I arrived in Beijing for my internship here with CPG five days ago with a relatively small arsenal of “street smarts”. I speak one Chinese word (ni hao) and also have no inherent “mental compass” that some people seem to possess. This makes getting lost a regular occurrence to me.
After a few days of getting orientated to the city, it was time for me to start my internship. I knew the building was quite far from my apartment in the Shuangjing district, but I didn’t have an exact location. I knew that I would need to take the subway seven stops, and then take a bus heading northeast for about 2 miles or so. I woke up early that morning and equipped myself with a city map, a subway map, and most importantly, a positive attitude.
I walked to Shuangjing station, and anxiously waited outside the doors. A subway worker came over to me and said something to me in Mandarin, which I answered with a puzzled gaze. She then moved her arms in a shoving motion towards me. Confused, I looked around and noticed that everyone else is standing in an orderly line outside the doors. I gave the lady a whimsical smirk and she did the same right after I conformed to line structure. Although I didn’t say a single word, she knew that I was embarrassed because I didn’t know how to stand in a line, but also very thankful that she corrected me. I proceeded to get on the crowded subway and counted seven stops.

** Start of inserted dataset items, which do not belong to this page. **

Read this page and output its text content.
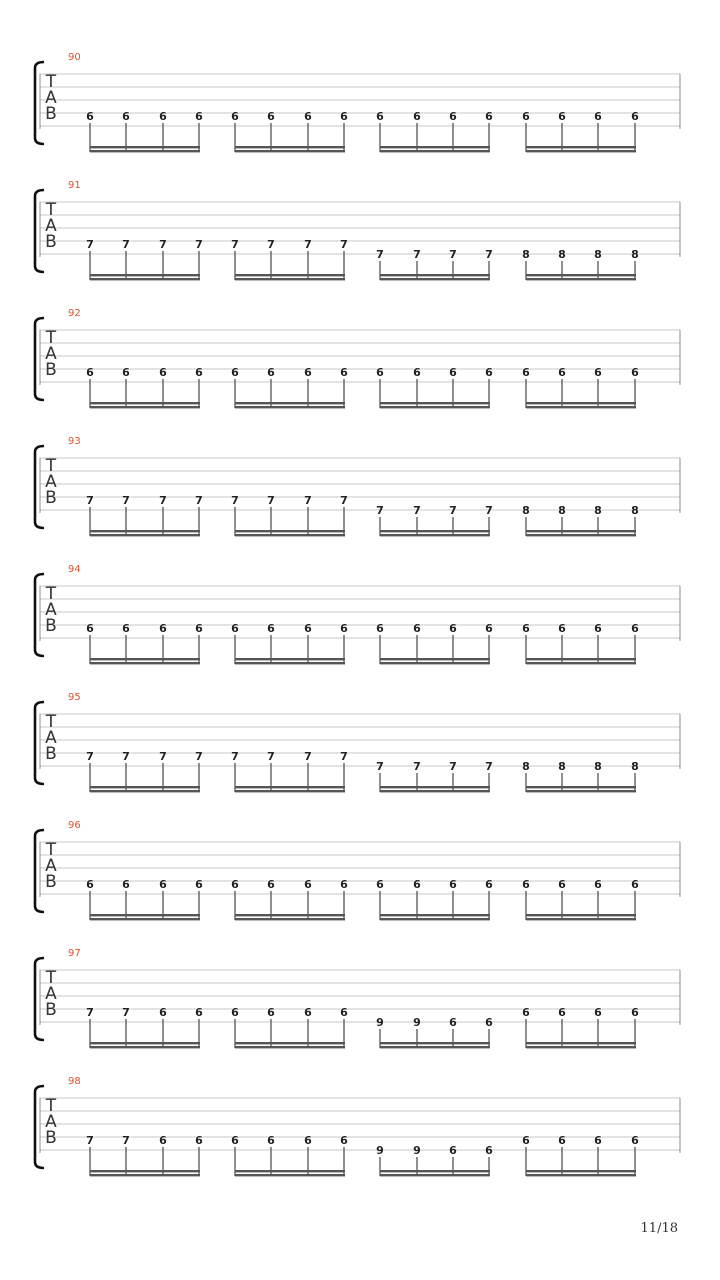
90
T
A
B	6	6	6	6	6	6	6	6	6	6	6	6	6	6	6	6
91
T
A
B	7	7	7	7	7	7	7	7
7	7	7	7	8	8	8	8
92
T
A
B	6	6	6	6	6	6	6	6	6	6	6	6	6	6	6	6
93
T
A
B	7	7	7	7	7	7	7	7
7	7	7	7	8	8	8	8
94
T
A
B	6	6	6	6	6	6	6	6	6	6	6	6	6	6	6	6
95
T
A
B	7	7	7	7	7	7	7	7
7	7	7	7	8	8	8	8
96
T
A
B	6	6	6	6	6	6	6	6	6	6	6	6	6	6	6	6
97
T
A
B	7	7	6	6	6	6	6	6
9	9	6	6
6	6	6	6
98
T
A
B	7	7	6	6	6	6	6	6
9	9	6	6
6	6	6	6
11/18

I got off the Subway at Sanyuanqiao, and exited the station. When I got outside, nothing looked familiar to what I had seen on Google maps the night before. My map and subsequent travel plan was rendered useless. My saving grace was a business card with my destination written in Chinese characters on the back.

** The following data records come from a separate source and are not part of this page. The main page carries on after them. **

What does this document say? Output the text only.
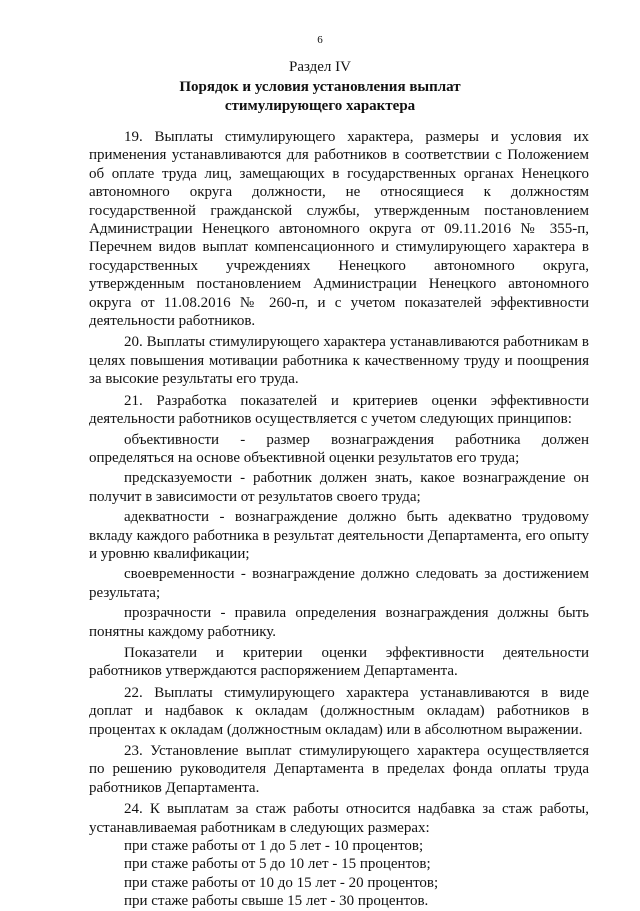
6
Раздел IV
Порядок и условия установления выплат
стимулирующего характера

19. Выплаты стимулирующего характера, размеры и условия их применения устанавливаются для работников в соответствии с Положением об оплате труда лиц, замещающих в государственных органах Ненецкого автономного округа должности, не относящиеся к должностям государственной гражданской службы, утвержденным постановлением Администрации Ненецкого автономного округа от 09.11.2016 № 355-п, Перечнем видов выплат компенсационного и стимулирующего характера в государственных учреждениях Ненецкого автономного округа, утвержденным постановлением Администрации Ненецкого автономного округа от 11.08.2016 № 260-п, и с учетом показателей эффективности деятельности работников.

20. Выплаты стимулирующего характера устанавливаются работникам в целях повышения мотивации работника к качественному труду и поощрения за высокие результаты его труда.

21. Разработка показателей и критериев оценки эффективности деятельности работников осуществляется с учетом следующих принципов:

объективности - размер вознаграждения работника должен определяться на основе объективной оценки результатов его труда;

предсказуемости - работник должен знать, какое вознаграждение он получит в зависимости от результатов своего труда;

адекватности - вознаграждение должно быть адекватно трудовому вкладу каждого работника в результат деятельности Департамента, его опыту и уровню квалификации;

своевременности - вознаграждение должно следовать за достижением результата;

прозрачности - правила определения вознаграждения должны быть понятны каждому работнику.

Показатели и критерии оценки эффективности деятельности работников утверждаются распоряжением Департамента.

22. Выплаты стимулирующего характера устанавливаются в виде доплат и надбавок к окладам (должностным окладам) работников в процентах к окладам (должностным окладам) или в абсолютном выражении.

23. Установление выплат стимулирующего характера осуществляется по решению руководителя Департамента в пределах фонда оплаты труда работников Департамента.

24. К выплатам за стаж работы относится надбавка за стаж работы, устанавливаемая работникам в следующих размерах:

при стаже работы от 1 до 5 лет - 10 процентов;

при стаже работы от 5 до 10 лет - 15 процентов;

при стаже работы от 10 до 15 лет - 20 процентов;

при стаже работы свыше 15 лет - 30 процентов.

After finally managing to snag a taxi, I greeted the driver with a nearly incoherent “ni hao” and gave him the card. He spoke to me, but I gave him a quizzical look, and pointed at the Chinese characters on the card. At this point, he knew the language barrier existed, and we would resort to our non-verbal communication skill set. He nodded and let out an “ahhhh” to let me know he knew the location. We arrived at the building, and I paid for the ride.

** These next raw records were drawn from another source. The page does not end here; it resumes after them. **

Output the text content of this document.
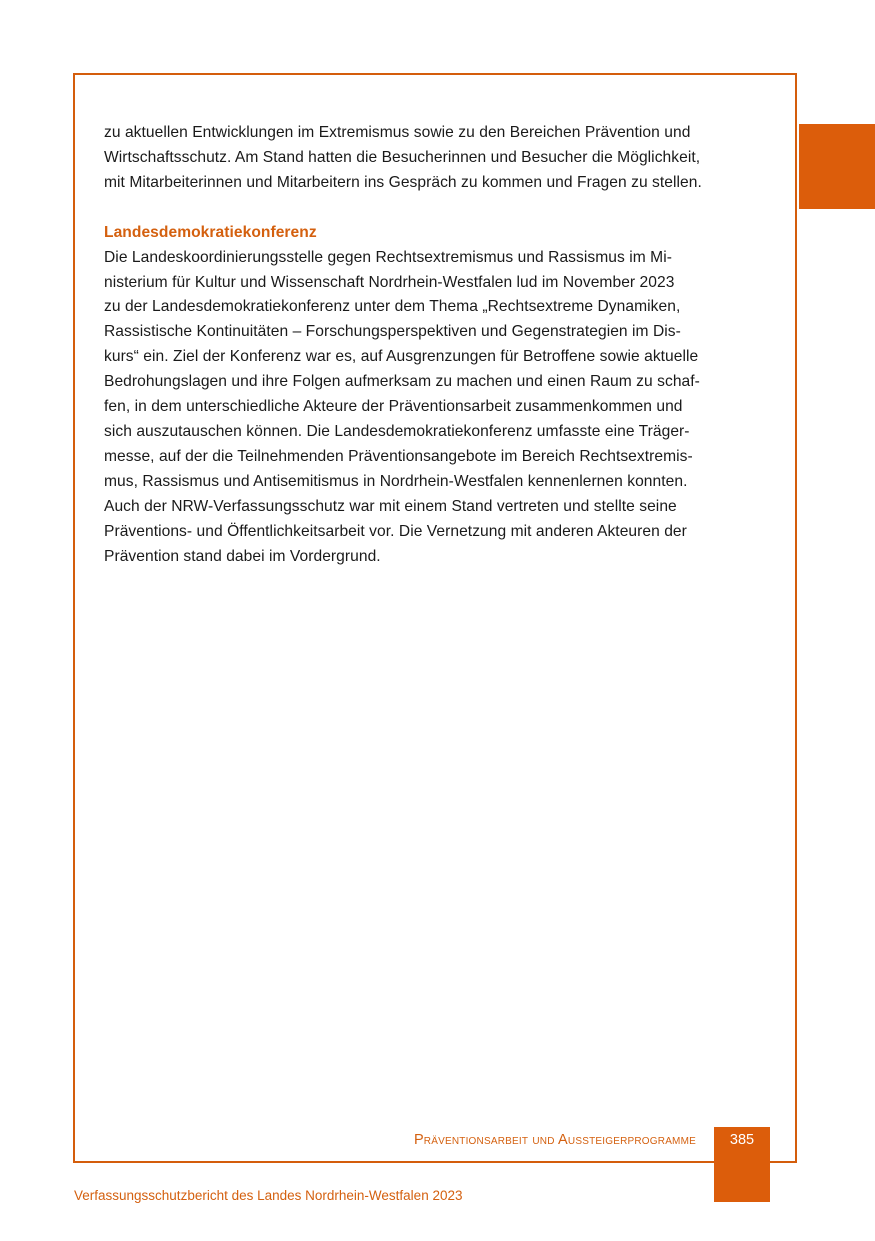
zu aktuellen Entwicklungen im Extremismus sowie zu den Bereichen Prävention und
Wirtschaftsschutz. Am Stand hatten die Besucherinnen und Besucher die Möglichkeit,
mit Mitarbeiterinnen und Mitarbeitern ins Gespräch zu kommen und Fragen zu stellen.

Landesdemokratiekonferenz

Die Landeskoordinierungsstelle gegen Rechtsextremismus und Rassismus im Mi-
nisterium für Kultur und Wissenschaft Nordrhein-Westfalen lud im November 2023
zu der Landesdemokratiekonferenz unter dem Thema „Rechtsextreme Dynamiken,
Rassistische Kontinuitäten – Forschungsperspektiven und Gegenstrategien im Dis-
kurs“ ein. Ziel der Konferenz war es, auf Ausgrenzungen für Betroffene sowie aktuelle
Bedrohungslagen und ihre Folgen aufmerksam zu machen und einen Raum zu schaf-
fen, in dem unterschiedliche Akteure der Präventionsarbeit zusammenkommen und
sich auszutauschen können. Die Landesdemokratiekonferenz umfasste eine Träger-
messe, auf der die Teilnehmenden Präventionsangebote im Bereich Rechtsextremis-
mus, Rassismus und Antisemitismus in Nordrhein-Westfalen kennenlernen konnten.
Auch der NRW-Verfassungsschutz war mit einem Stand vertreten und stellte seine
Präventions- und Öffentlichkeitsarbeit vor. Die Vernetzung mit anderen Akteuren der
Prävention stand dabei im Vordergrund.

Präventionsarbeit und Aussteigerprogramme	385
Verfassungsschutzbericht des Landes Nordrhein-Westfalen 2023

I entered and noticed the menu was in English, which enabled me to peruse the menu and settle on ordering milk tea. When it was my turn to order, I pointed to the large milk tea. The lady then said something in Mandarin, which I answered with my usual lost puppy look.
She then crossed her arms and acted like she was shivering. This was her way of asking if I wanted the tea hot or cold. I shook my head no, and gave her a big smile to commend her on her creativity. She smiled back and laughed; basically, her way of accepting the compliment. I drank the tea and headed to work right on time. Getting home is a whole other story.